The Collective Body in Soviet Visual Culture

Aleksandr Deineka, Textile Workers, 1927

Accession lecture by Novo Nordisk Visiting Professor Christina Kiær, Department of Art and Cultural Studies.

Abstract

The realistic paintings and mass images of collective bodies that dominated early Soviet visual culture are usually dismissed as propaganda, in contrast to the celebrated forms of abstraction and montage pioneered by revolutionary avant-gardists like Malevich, El Lissitzky and Rodchenko.
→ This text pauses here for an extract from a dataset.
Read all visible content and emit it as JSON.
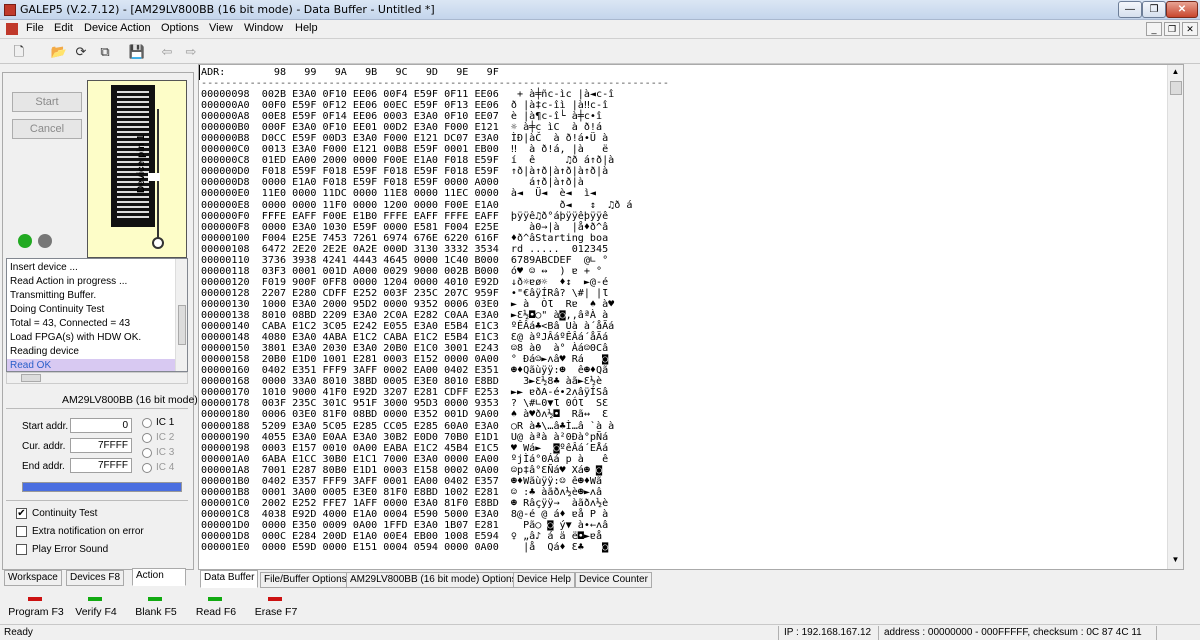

This lecture questions the binary of avant-garde vs. propaganda to argue that the Socialist Realist aesthetic is not the enemy of revolutionary art, but an alternate experimental aesthetic that, at its best, activates affective forces for collective ends—in ways that speak to our 21st C. art world that welcomes figurative political art and social practice. The talk will pay particular attention to the artist Aleksandr Deineka and his depictions of women and Blacks as representatives of the international proletarian collective.


About Christina Kiær

Christina Kiær is a professor of art history at Northwestern University (Chicago) and the Novo Nordisk Guest Professor at IKK in 2021-22. Her research on Soviet art and visual culture challenges the myth of the avant-garde and expands our definitions of modernism by uncovering the aesthetic significance of visual objects usually dismissed as kitsch or propaganda. Her publications include books on Russian Constructivism, Soviet posters and film, and Socialist Realist painting; her current research project is “An Aesthetics of Anti-racism: African Americans in Soviet Visual Culture.”

[in Danish]

Christina Kiær er professor i kunsthistorie på Northwestern University i Chicago og Novo Nordisk Gæsteprofessor på IKK i 2021-22. Hendes forskningsspeciale er sovjetkunst, hvor hun arbejder med begreber omkring oplevelsen af revolution, socialisme og det kollektive, med vægt på krop, køn, forbrug, begær, affekt og, i sit seneste projekt, race. Tråden gennem hendes forskning er at stille spørgsmål til myten om avant-garden og åbne for en forståelse af hidtil afviste kunstformer, der er faldet ind under kategorier som hverdagsskrammel, propaganda og socialistisk realisme.